Introducing Plein Air
Painting En Plein Air (French: “In the open air”) has been an artistic practice for centuries, perhaps more famously employed by the Impressionists Claude Monet and Pierre-Auguste Renoir. As the name suggests, Plein Air painting involves painting a scene outdoors, observing the changing light and weather in real time while replicating the scene on the canvas.
In applying this tradition to music I have been heavily influenced by Pierre Schaeffer’s Music Concrete, John Cage’s writings on the universality of music in the world, and the art of field recording. Similar to its painting counterpart, Plein Air music involves my playing a song, usually by myself, in outdoor, wild spaces. The music I create with the instrument and voice blends with the preexisting music of the natural world; birdsongs, wind rustling through reeds, the crash of waves, the whizz of a passing bee; the symphony is endless. My intention is to become a part of the scene, and not the outstanding figure: a member of the music of the world that has been playing and will be playing long after I am gone.

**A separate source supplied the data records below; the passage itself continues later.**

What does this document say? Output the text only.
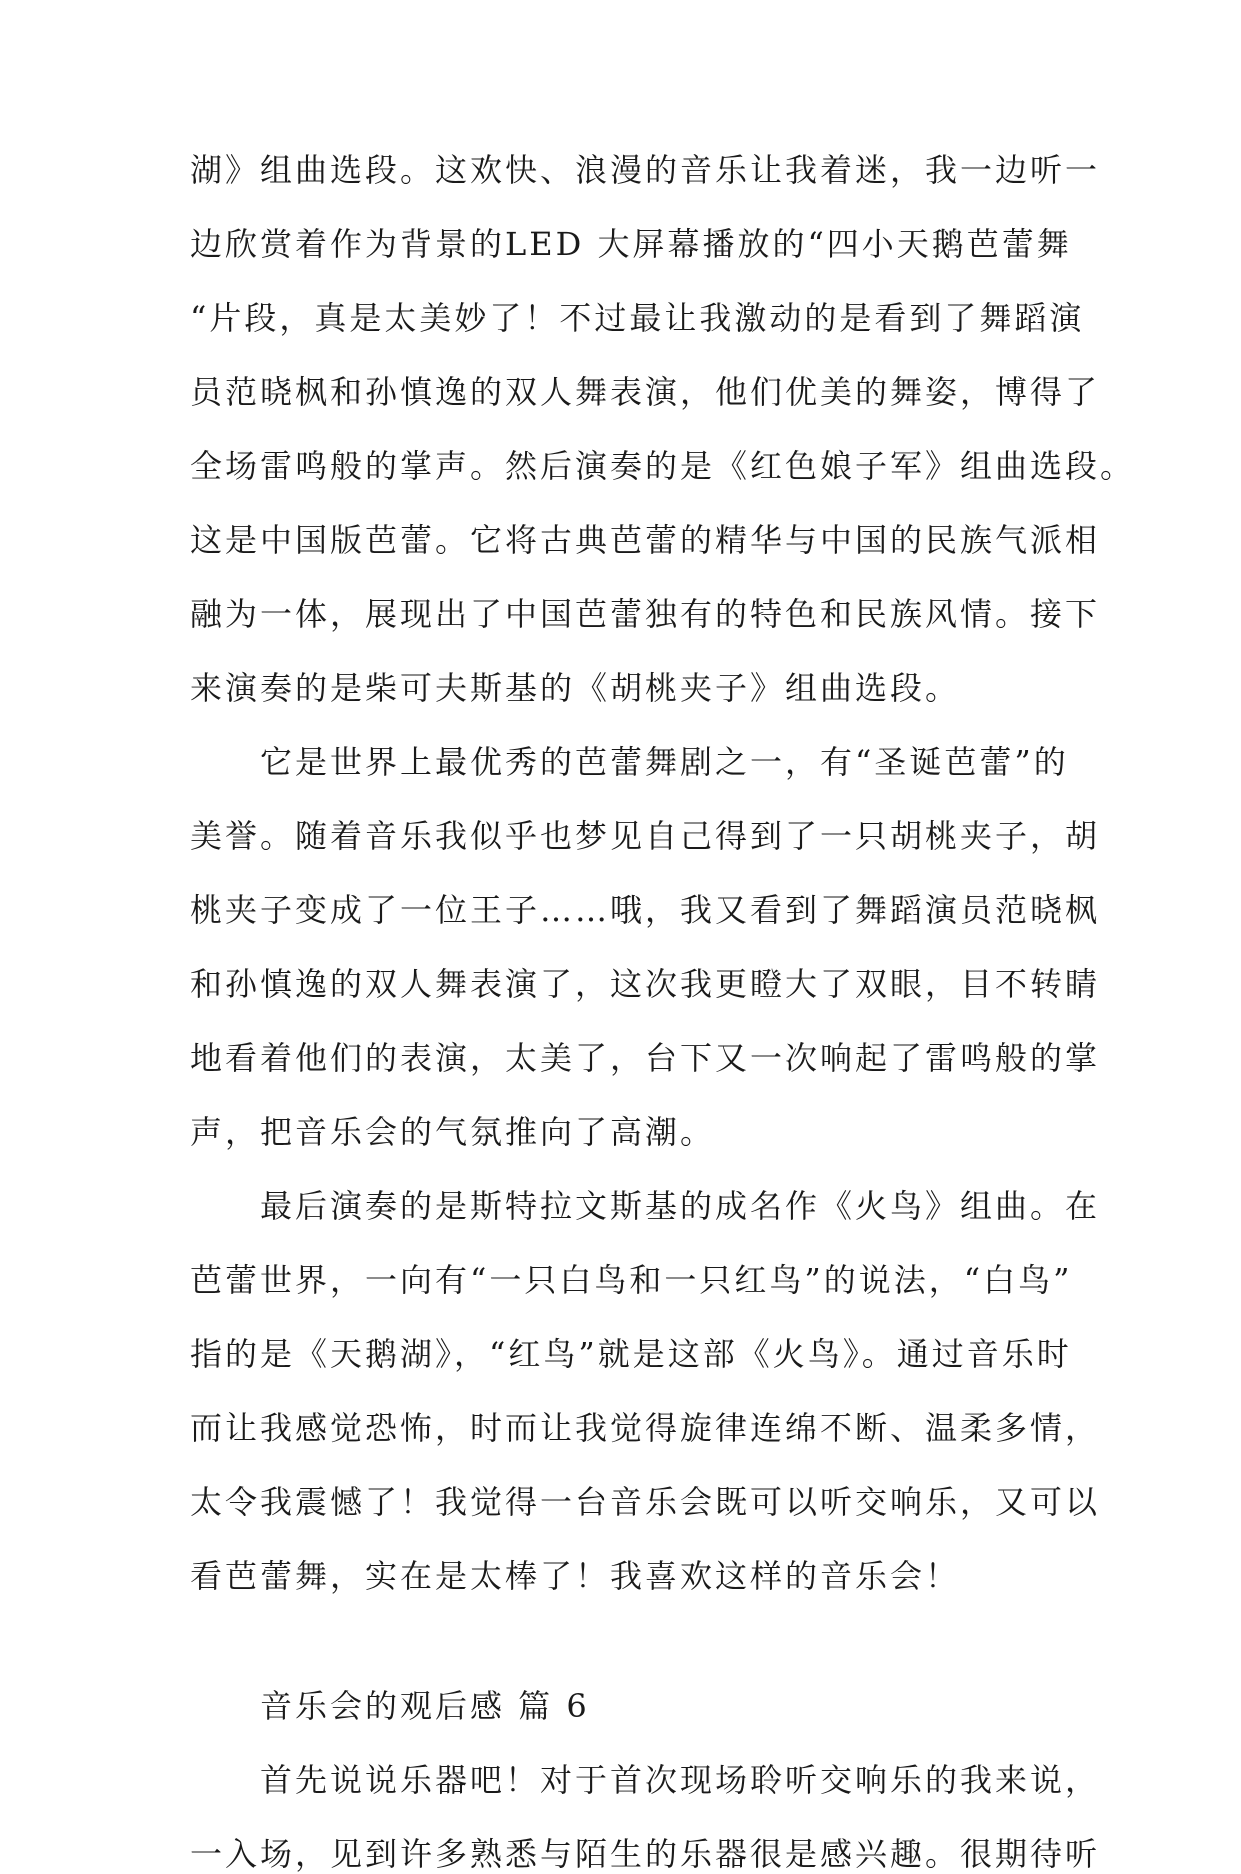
湖》组曲选段。这欢快、浪漫的音乐让我着迷，我一边听一
边欣赏着作为背景的LED 大屏幕播放的“四小天鹅芭蕾舞
“片段，真是太美妙了！不过最让我激动的是看到了舞蹈演
员范晓枫和孙慎逸的双人舞表演，他们优美的舞姿，博得了
全场雷鸣般的掌声。然后演奏的是《红色娘子军》组曲选段。
这是中国版芭蕾。它将古典芭蕾的精华与中国的民族气派相
融为一体，展现出了中国芭蕾独有的特色和民族风情。接下
来演奏的是柴可夫斯基的《胡桃夹子》组曲选段。
它是世界上最优秀的芭蕾舞剧之一，有“圣诞芭蕾”的
美誉。随着音乐我似乎也梦见自己得到了一只胡桃夹子，胡
桃夹子变成了一位王子……哦，我又看到了舞蹈演员范晓枫
和孙慎逸的双人舞表演了，这次我更瞪大了双眼，目不转睛
地看着他们的表演，太美了，台下又一次响起了雷鸣般的掌
声，把音乐会的气氛推向了高潮。
最后演奏的是斯特拉文斯基的成名作《火鸟》组曲。在
芭蕾世界，一向有“一只白鸟和一只红鸟”的说法，“白鸟”
指的是《天鹅湖》，“红鸟”就是这部《火鸟》。通过音乐时
而让我感觉恐怖，时而让我觉得旋律连绵不断、温柔多情，
太令我震憾了！我觉得一台音乐会既可以听交响乐，又可以
看芭蕾舞，实在是太棒了！我喜欢这样的音乐会！
音乐会的观后感 篇 6
首先说说乐器吧！对于首次现场聆听交响乐的我来说，
一入场，见到许多熟悉与陌生的乐器很是感兴趣。很期待听
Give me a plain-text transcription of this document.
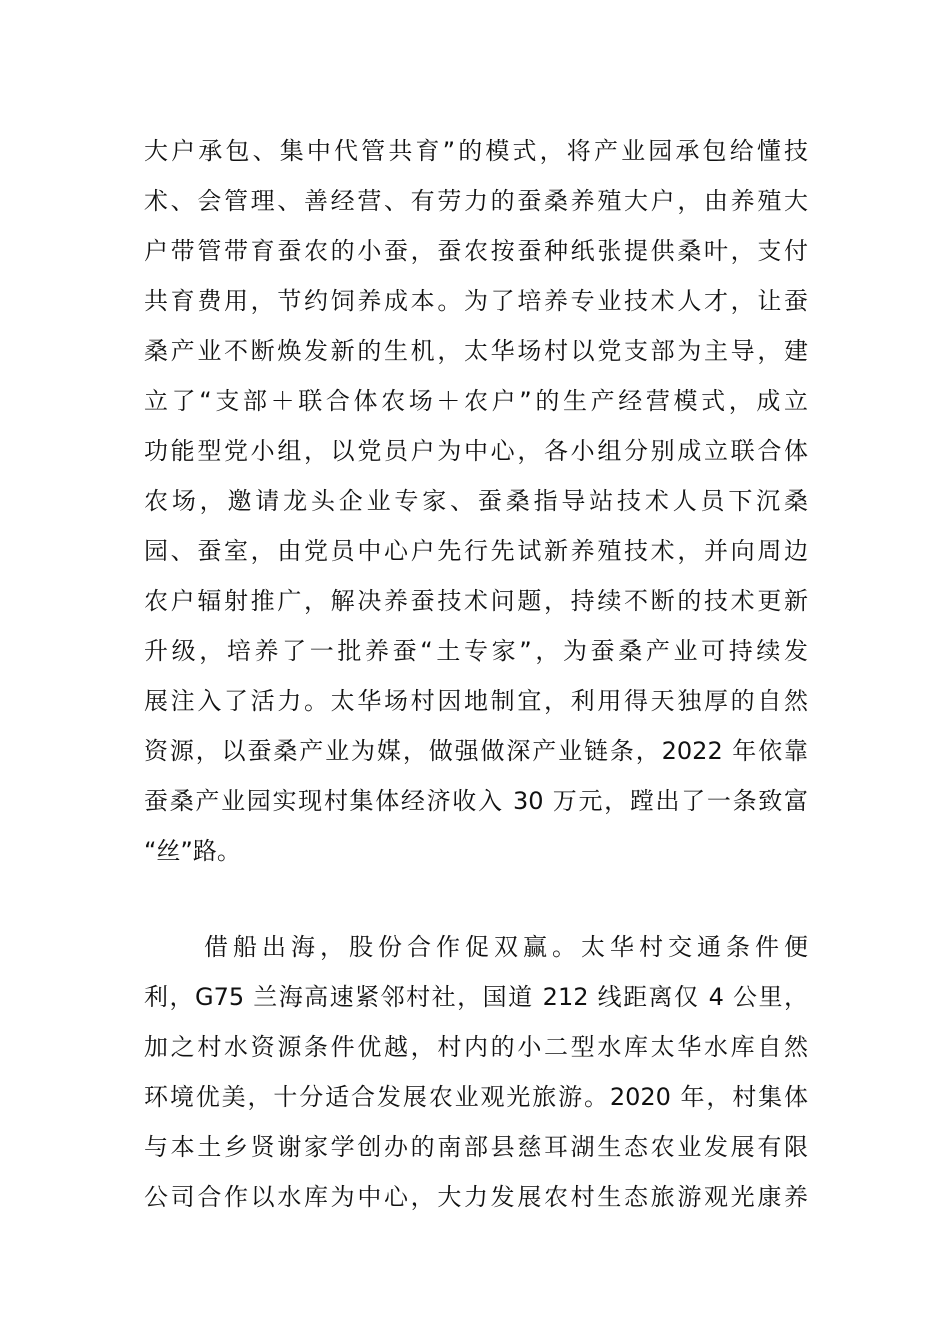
大户承包、集中代管共育”的模式，将产业园承包给懂技
术、会管理、善经营、有劳力的蚕桑养殖大户，由养殖大
户带管带育蚕农的小蚕，蚕农按蚕种纸张提供桑叶，支付
共育费用，节约饲养成本。为了培养专业技术人才，让蚕
桑产业不断焕发新的生机，太华场村以党支部为主导，建
立了“支部＋联合体农场＋农户”的生产经营模式，成立
功能型党小组，以党员户为中心，各小组分别成立联合体
农场，邀请龙头企业专家、蚕桑指导站技术人员下沉桑
园、蚕室，由党员中心户先行先试新养殖技术，并向周边
农户辐射推广，解决养蚕技术问题，持续不断的技术更新
升级，培养了一批养蚕“土专家”，为蚕桑产业可持续发
展注入了活力。太华场村因地制宜，利用得天独厚的自然
资源，以蚕桑产业为媒，做强做深产业链条，2022 年依靠
蚕桑产业园实现村集体经济收入 30 万元，蹚出了一条致富
“丝”路。
借船出海，股份合作促双赢。太华村交通条件便
利，G75 兰海高速紧邻村社，国道 212 线距离仅 4 公里，
加之村水资源条件优越，村内的小二型水库太华水库自然
环境优美，十分适合发展农业观光旅游。2020 年，村集体
与本土乡贤谢家学创办的南部县慈耳湖生态农业发展有限
公司合作以水库为中心，大力发展农村生态旅游观光康养
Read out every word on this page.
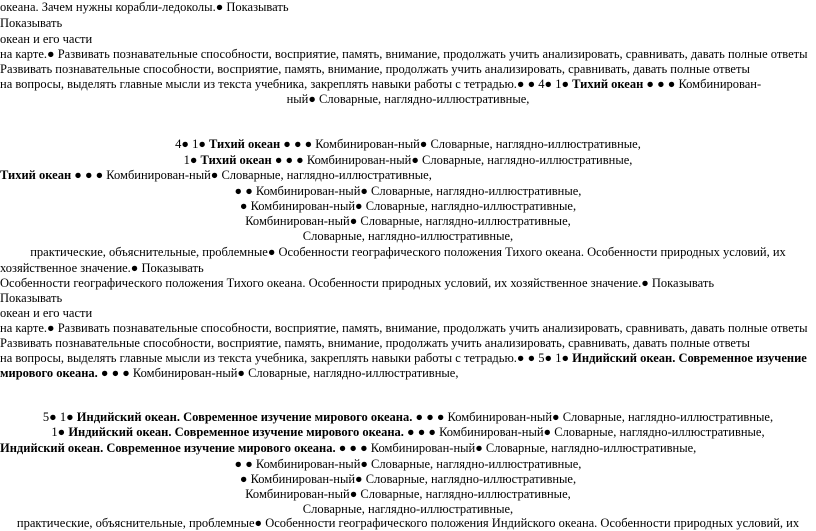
океана. Зачем нужны корабли-ледоколы.● Показывать
Показывать
океан и его части
на карте.● Развивать познавательные способности, восприятие, память, внимание, продолжать учить анализировать, сравнивать, давать полные ответы
Развивать познавательные способности, восприятие, память, внимание, продолжать учить анализировать, сравнивать, давать полные ответы
на вопросы, выделять главные мысли из текста учебника, закреплять навыки работы с тетрадью.● ● 4● 1● Тихий океан ● ● ● Комбинирован-
ный● Словарные, наглядно-иллюстративные,
4● 1● Тихий океан ● ● ● Комбинирован-ный● Словарные, наглядно-иллюстративные,
1● Тихий океан ● ● ● Комбинирован-ный● Словарные, наглядно-иллюстративные,
Тихий океан ● ● ● Комбинирован-ный● Словарные, наглядно-иллюстративные,
● ● Комбинирован-ный● Словарные, наглядно-иллюстративные,
● Комбинирован-ный● Словарные, наглядно-иллюстративные,
Комбинирован-ный● Словарные, наглядно-иллюстративные,
Словарные, наглядно-иллюстративные,
практические, объяснительные, проблемные● Особенности географического положения Тихого океана. Особенности природных условий, их
хозяйственное значение.● Показывать
Особенности географического положения Тихого океана. Особенности природных условий, их хозяйственное значение.● Показывать
Показывать
океан и его части
на карте.● Развивать познавательные способности, восприятие, память, внимание, продолжать учить анализировать, сравнивать, давать полные ответы
Развивать познавательные способности, восприятие, память, внимание, продолжать учить анализировать, сравнивать, давать полные ответы
на вопросы, выделять главные мысли из текста учебника, закреплять навыки работы с тетрадью.● ● 5● 1● Индийский океан. Современное изучение
мирового океана. ● ● ● Комбинирован-ный● Словарные, наглядно-иллюстративные,
5● 1● Индийский океан. Современное изучение мирового океана. ● ● ● Комбинирован-ный● Словарные, наглядно-иллюстративные,
1● Индийский океан. Современное изучение мирового океана. ● ● ● Комбинирован-ный● Словарные, наглядно-иллюстративные,
Индийский океан. Современное изучение мирового океана. ● ● ● Комбинирован-ный● Словарные, наглядно-иллюстративные,
● ● Комбинирован-ный● Словарные, наглядно-иллюстративные,
● Комбинирован-ный● Словарные, наглядно-иллюстративные,
Комбинирован-ный● Словарные, наглядно-иллюстративные,
Словарные, наглядно-иллюстративные,
практические, объяснительные, проблемные● Особенности географического положения Индийского океана. Особенности природных условий, их
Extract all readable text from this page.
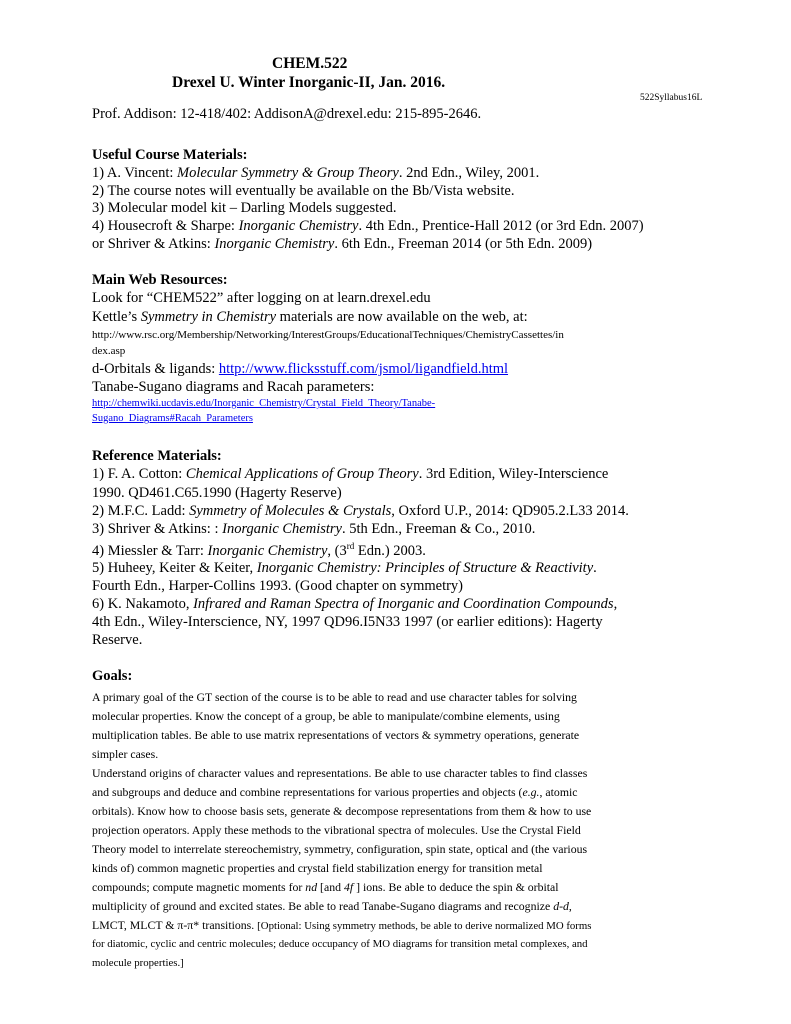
CHEM.522
Drexel U. Winter Inorganic-II, Jan. 2016.
522Syllabus16L
Prof. Addison: 12-418/402: AddisonA@drexel.edu: 215-895-2646.
Useful Course Materials:
1) A. Vincent: Molecular Symmetry & Group Theory. 2nd Edn., Wiley, 2001.
2) The course notes will eventually be available on the Bb/Vista website.
3) Molecular model kit – Darling Models suggested.
4) Housecroft & Sharpe: Inorganic Chemistry. 4th Edn., Prentice-Hall 2012 (or 3rd Edn. 2007)
or Shriver & Atkins: Inorganic Chemistry. 6th Edn., Freeman 2014 (or 5th Edn. 2009)
Main Web Resources:
Look for “CHEM522” after logging on at learn.drexel.edu
Kettle’s Symmetry in Chemistry materials are now available on the web, at:
http://www.rsc.org/Membership/Networking/InterestGroups/EducationalTechniques/ChemistryCassettes/in
dex.asp
d-Orbitals & ligands: http://www.flicksstuff.com/jsmol/ligandfield.html
Tanabe-Sugano diagrams and Racah parameters:
http://chemwiki.ucdavis.edu/Inorganic_Chemistry/Crystal_Field_Theory/Tanabe-
Sugano_Diagrams#Racah_Parameters
Reference Materials:
1) F. A. Cotton: Chemical Applications of Group Theory. 3rd Edition, Wiley-Interscience
1990. QD461.C65.1990 (Hagerty Reserve)
2) M.F.C. Ladd: Symmetry of Molecules & Crystals, Oxford U.P., 2014: QD905.2.L33 2014.
3) Shriver & Atkins: : Inorganic Chemistry. 5th Edn., Freeman & Co., 2010.
4) Miessler & Tarr: Inorganic Chemistry, (3rd Edn.) 2003.
5) Huheey, Keiter & Keiter, Inorganic Chemistry: Principles of Structure & Reactivity.
Fourth Edn., Harper-Collins 1993. (Good chapter on symmetry)
6) K. Nakamoto, Infrared and Raman Spectra of Inorganic and Coordination Compounds,
4th Edn., Wiley-Interscience, NY, 1997 QD96.I5N33 1997 (or earlier editions): Hagerty
Reserve.
Goals:
A primary goal of the GT section of the course is to be able to read and use character tables for solving
molecular properties. Know the concept of a group, be able to manipulate/combine elements, using
multiplication tables. Be able to use matrix representations of vectors & symmetry operations, generate
simpler cases.
Understand origins of character values and representations. Be able to use character tables to find classes
and subgroups and deduce and combine representations for various properties and objects (e.g., atomic
orbitals). Know how to choose basis sets, generate & decompose representations from them & how to use
projection operators. Apply these methods to the vibrational spectra of molecules. Use the Crystal Field
Theory model to interrelate stereochemistry, symmetry, configuration, spin state, optical and (the various
kinds of) common magnetic properties and crystal field stabilization energy for transition metal
compounds; compute magnetic moments for nd [and 4f ] ions. Be able to deduce the spin & orbital
multiplicity of ground and excited states. Be able to read Tanabe-Sugano diagrams and recognize d-d,
LMCT, MLCT & π-π* transitions. [Optional: Using symmetry methods, be able to derive normalized MO forms
for diatomic, cyclic and centric molecules; deduce occupancy of MO diagrams for transition metal complexes, and
molecule properties.]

For the inaugural episode of this new series I mounted a boulder on the coast of the Pacific to play “Ragged Wood” by Fleet Foxes. Revelry mingles with yearning throughout the lyrics, as the author celebrates the new spring life bursting forth while also wishing for the company of someone whom he has been without too long. My sister introduced me to this song when I was fourteen years old, and it has been a companion on a dozen or more adventures in the mountains and coastlines alike.
Join me over the course of the next year as I explore the interaction between the music of humanity and the music of nature En Plein Air.